Archive for February 5th, 2024

More February

Posted on Monday, February 5th, 2024 at 3:08 pm

The new knife handled rib eye quite well, like warm butter, clean, surgical. The more I use it, the more I like it. I had spudeye w/gouda last night, and rib eye tacos for lunch today. I finished off the spuds and brats as well. The fridge is looking downright emaciated, hotdogs, tamales, and bacon on the middle shelf is it. I may consider a store run. I might not. I have more than enough food on hand, to put it mildly. Just a matter of deciding what to thaw.


I am balking a bit on the pulled pork. I have everything I need. The sink is empty, sans a couple of forks and cutting board. I’m still dragging a little after the beef rub benchmark. And having just finished the last of the prior pulled pork, I’ll be cooking without consuming any right away. My brain is on pasta, spaghetti or TLC penne alfredo. Haven’t decided which, though I have had beef twice in a row, and I have put off thawing any of the tequila lime poultry. Good time of week for prepping chicken, trash wise.

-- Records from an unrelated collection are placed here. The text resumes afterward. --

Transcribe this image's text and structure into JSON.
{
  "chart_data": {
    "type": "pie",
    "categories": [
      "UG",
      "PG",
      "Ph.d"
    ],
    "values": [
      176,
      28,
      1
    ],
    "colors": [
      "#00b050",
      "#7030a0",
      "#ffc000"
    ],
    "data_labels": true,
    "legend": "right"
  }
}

I noticed that the steak bag in the freezer is down to half a rib eye and half a sirloin. I’ll be having my eye open for Valentines’ sales. Added to the baby back rib watch. I just hope that Christmas wasn’t a preview of future sale prices on rib eye.

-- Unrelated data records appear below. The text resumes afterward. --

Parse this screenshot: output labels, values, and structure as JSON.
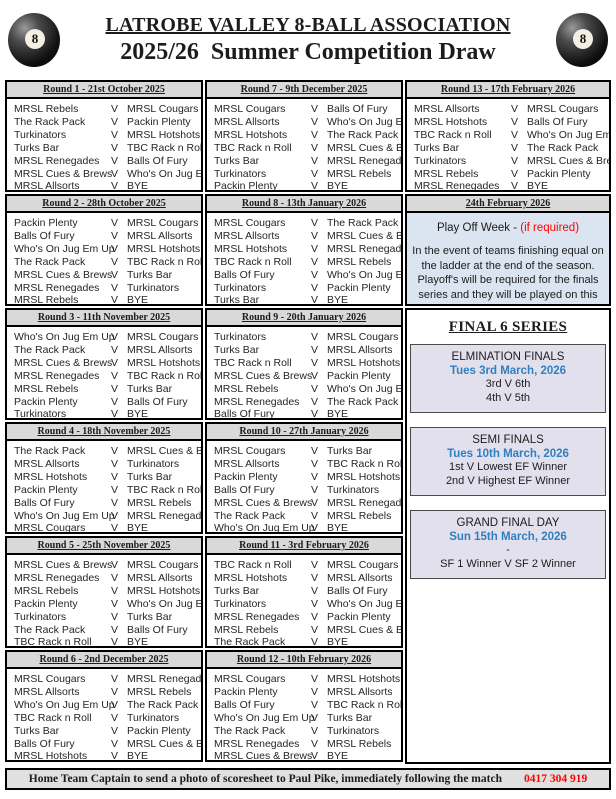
{
  "header": {
    "title_line1": "LATROBE VALLEY 8-BALL ASSOCIATION",
    "title_line2": "2025/26  Summer Competition Draw",
    "eight_ball_glyph": "8"
  },
  "versus_label": "V",
  "rounds": [
    {
      "title": "Round 1 - 21st October 2025",
      "matches": [
        [
          "MRSL Rebels",
          "MRSL Cougars"
        ],
        [
          "The Rack Pack",
          "Packin Plenty"
        ],
        [
          "Turkinators",
          "MRSL Hotshots"
        ],
        [
          "Turks Bar",
          "TBC Rack n Roll"
        ],
        [
          "MRSL Renegades",
          "Balls Of Fury"
        ],
        [
          "MRSL Cues & Brews",
          "Who's On Jug Em Up"
        ],
        [
          "MRSL Allsorts",
          "BYE"
        ]
      ]
    },
    {
      "title": "Round 2 - 28th October 2025",
      "matches": [
        [
          "Packin Plenty",
          "MRSL Cougars"
        ],
        [
          "Balls Of Fury",
          "MRSL Allsorts"
        ],
        [
          "Who's On Jug Em Up",
          "MRSL Hotshots"
        ],
        [
          "The Rack Pack",
          "TBC Rack n Roll"
        ],
        [
          "MRSL Cues & Brews",
          "Turks Bar"
        ],
        [
          "MRSL Renegades",
          "Turkinators"
        ],
        [
          "MRSL Rebels",
          "BYE"
        ]
      ]
    },
    {
      "title": "Round 3 - 11th November 2025",
      "matches": [
        [
          "Who's On Jug Em Up",
          "MRSL Cougars"
        ],
        [
          "The Rack Pack",
          "MRSL Allsorts"
        ],
        [
          "MRSL Cues & Brews",
          "MRSL Hotshots"
        ],
        [
          "MRSL Renegades",
          "TBC Rack n Roll"
        ],
        [
          "MRSL Rebels",
          "Turks Bar"
        ],
        [
          "Packin Plenty",
          "Balls Of Fury"
        ],
        [
          "Turkinators",
          "BYE"
        ]
      ]
    },
    {
      "title": "Round 4 - 18th November 2025",
      "matches": [
        [
          "The Rack Pack",
          "MRSL Cues & Brews"
        ],
        [
          "MRSL Allsorts",
          "Turkinators"
        ],
        [
          "MRSL Hotshots",
          "Turks Bar"
        ],
        [
          "Packin Plenty",
          "TBC Rack n Roll"
        ],
        [
          "Balls Of Fury",
          "MRSL Rebels"
        ],
        [
          "Who's On Jug Em Up",
          "MRSL Renegades"
        ],
        [
          "MRSL Cougars",
          "BYE"
        ]
      ]
    },
    {
      "title": "Round 5 - 25th November 2025",
      "matches": [
        [
          "MRSL Cues & Brews",
          "MRSL Cougars"
        ],
        [
          "MRSL Renegades",
          "MRSL Allsorts"
        ],
        [
          "MRSL Rebels",
          "MRSL Hotshots"
        ],
        [
          "Packin Plenty",
          "Who's On Jug Em Up"
        ],
        [
          "Turkinators",
          "Turks Bar"
        ],
        [
          "The Rack Pack",
          "Balls Of Fury"
        ],
        [
          "TBC Rack n Roll",
          "BYE"
        ]
      ]
    },
    {
      "title": "Round 6 - 2nd December 2025",
      "matches": [
        [
          "MRSL Cougars",
          "MRSL Renegades"
        ],
        [
          "MRSL Allsorts",
          "MRSL Rebels"
        ],
        [
          "Who's On Jug Em Up",
          "The Rack Pack"
        ],
        [
          "TBC Rack n Roll",
          "Turkinators"
        ],
        [
          "Turks Bar",
          "Packin Plenty"
        ],
        [
          "Balls Of Fury",
          "MRSL Cues & Brews"
        ],
        [
          "MRSL Hotshots",
          "BYE"
        ]
      ]
    },
    {
      "title": "Round 7 - 9th December 2025",
      "matches": [
        [
          "MRSL Cougars",
          "Balls Of Fury"
        ],
        [
          "MRSL Allsorts",
          "Who's On Jug Em Up"
        ],
        [
          "MRSL Hotshots",
          "The Rack Pack"
        ],
        [
          "TBC Rack n Roll",
          "MRSL Cues & Brews"
        ],
        [
          "Turks Bar",
          "MRSL Renegades"
        ],
        [
          "Turkinators",
          "MRSL Rebels"
        ],
        [
          "Packin Plenty",
          "BYE"
        ]
      ]
    },
    {
      "title": "Round 8 - 13th January 2026",
      "matches": [
        [
          "MRSL Cougars",
          "The Rack Pack"
        ],
        [
          "MRSL Allsorts",
          "MRSL Cues & Brews"
        ],
        [
          "MRSL Hotshots",
          "MRSL Renegades"
        ],
        [
          "TBC Rack n Roll",
          "MRSL Rebels"
        ],
        [
          "Balls Of Fury",
          "Who's On Jug Em Up"
        ],
        [
          "Turkinators",
          "Packin Plenty"
        ],
        [
          "Turks Bar",
          "BYE"
        ]
      ]
    },
    {
      "title": "Round 9 - 20th January 2026",
      "matches": [
        [
          "Turkinators",
          "MRSL Cougars"
        ],
        [
          "Turks Bar",
          "MRSL Allsorts"
        ],
        [
          "TBC Rack n Roll",
          "MRSL Hotshots"
        ],
        [
          "MRSL Cues & Brews",
          "Packin Plenty"
        ],
        [
          "MRSL Rebels",
          "Who's On Jug Em Up"
        ],
        [
          "MRSL Renegades",
          "The Rack Pack"
        ],
        [
          "Balls Of Fury",
          "BYE"
        ]
      ]
    },
    {
      "title": "Round 10 - 27th January 2026",
      "matches": [
        [
          "MRSL Cougars",
          "Turks Bar"
        ],
        [
          "MRSL Allsorts",
          "TBC Rack n Roll"
        ],
        [
          "Packin Plenty",
          "MRSL Hotshots"
        ],
        [
          "Balls Of Fury",
          "Turkinators"
        ],
        [
          "MRSL Cues & Brews",
          "MRSL Renegades"
        ],
        [
          "The Rack Pack",
          "MRSL Rebels"
        ],
        [
          "Who's On Jug Em Up",
          "BYE"
        ]
      ]
    },
    {
      "title": "Round 11 - 3rd February 2026",
      "matches": [
        [
          "TBC Rack n Roll",
          "MRSL Cougars"
        ],
        [
          "MRSL Hotshots",
          "MRSL Allsorts"
        ],
        [
          "Turks Bar",
          "Balls Of Fury"
        ],
        [
          "Turkinators",
          "Who's On Jug Em Up"
        ],
        [
          "MRSL Renegades",
          "Packin Plenty"
        ],
        [
          "MRSL Rebels",
          "MRSL Cues & Brews"
        ],
        [
          "The Rack Pack",
          "BYE"
        ]
      ]
    },
    {
      "title": "Round 12 - 10th February 2026",
      "matches": [
        [
          "MRSL Cougars",
          "MRSL Hotshots"
        ],
        [
          "Packin Plenty",
          "MRSL Allsorts"
        ],
        [
          "Balls Of Fury",
          "TBC Rack n Roll"
        ],
        [
          "Who's On Jug Em Up",
          "Turks Bar"
        ],
        [
          "The Rack Pack",
          "Turkinators"
        ],
        [
          "MRSL Renegades",
          "MRSL Rebels"
        ],
        [
          "MRSL Cues & Brews",
          "BYE"
        ]
      ]
    },
    {
      "title": "Round 13 - 17th February 2026",
      "matches": [
        [
          "MRSL Allsorts",
          "MRSL Cougars"
        ],
        [
          "MRSL Hotshots",
          "Balls Of Fury"
        ],
        [
          "TBC Rack n Roll",
          "Who's On Jug Em Up"
        ],
        [
          "Turks Bar",
          "The Rack Pack"
        ],
        [
          "Turkinators",
          "MRSL Cues & Brews"
        ],
        [
          "MRSL Rebels",
          "Packin Plenty"
        ],
        [
          "MRSL Renegades",
          "BYE"
        ]
      ]
    }
  ],
  "playoff": {
    "header": "24th February 2026",
    "title": "Play Off Week - ",
    "title_note": "(if required)",
    "body": "In the event of teams finishing equal on the ladder at the end of the season. Playoff's will be required for the finals series and they will be played on this Tuesday night"
  },
  "finals": {
    "title": "FINAL 6 SERIES",
    "blocks": [
      {
        "title": "ELMINATION FINALS",
        "date": "Tues 3rd March, 2026",
        "lines": [
          "3rd V 6th",
          "4th V 5th"
        ]
      },
      {
        "title": "SEMI FINALS",
        "date": "Tues 10th March, 2026",
        "lines": [
          "1st V Lowest EF Winner",
          "2nd V Highest EF Winner"
        ]
      },
      {
        "title": "GRAND FINAL DAY",
        "date": "Sun 15th March, 2026",
        "lines": [
          "-",
          "SF 1 Winner V SF 2 Winner"
        ]
      }
    ]
  },
  "footer": {
    "text": "Home Team Captain to send a photo of scoresheet to Paul Pike, immediately following the match",
    "phone": "0417 304 919"
  },
  "colors": {
    "round_header_gray": "#d9d9d9",
    "playoff_blue": "#dbe5f1",
    "finals_lavender": "#e3e0ed",
    "date_blue": "#2f7fc1",
    "alert_red": "#ff0000",
    "footer_gray": "#e0e0e0"
  }
}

60°F outside, mostly cloudy, NNW 16/G 20. Not a day to be lazing and lolling outside. But it looks to be warming for the end of the week.


Haven’t been in a particularly peppy mood. Not slothful, I can do as needed without hesitation, but I choose to hesitate. I’ve had my share of issues to handle this winter, and I’m a little on the tail dragging side. And the meds don’t particularly help matters, they make it a lot easier to hesitate. And I’m not 17 anymore. Add a hefty dose of been there, done that.


There is a certain level of, I won’t call it stress. Demand is closer to describing it. Surviving cancer. Viral/feverous for a month. Catching up. Missing out socially, thanks to timing. A lot that is contrary to my norms. It’s not depression. It’s fatigue. I’ve known depression in my past. This is not an attitude of sorrow, self-pity. It’s a case of my bucket list being full. It has been for years. It’s become a case of there being someone who could benefit from my bucket list. But at the moment, the list of people is short and thin and mostly online. So I am in a holding pattern for winter, waiting on travel/party season.


It’s not a life of misery. I am housed, clothed, fed, distracted, comfortable. I’m close to medical. The sun rises and sets. I’m in decent health. The truck drives. I have mad money. I have a brat named Myka. Life could be much worse, it’s just slow these days. I somehow don’t think it’s going to get all that much faster. Some, to be certain, but there are limits. Stay realistic. Spring is coming.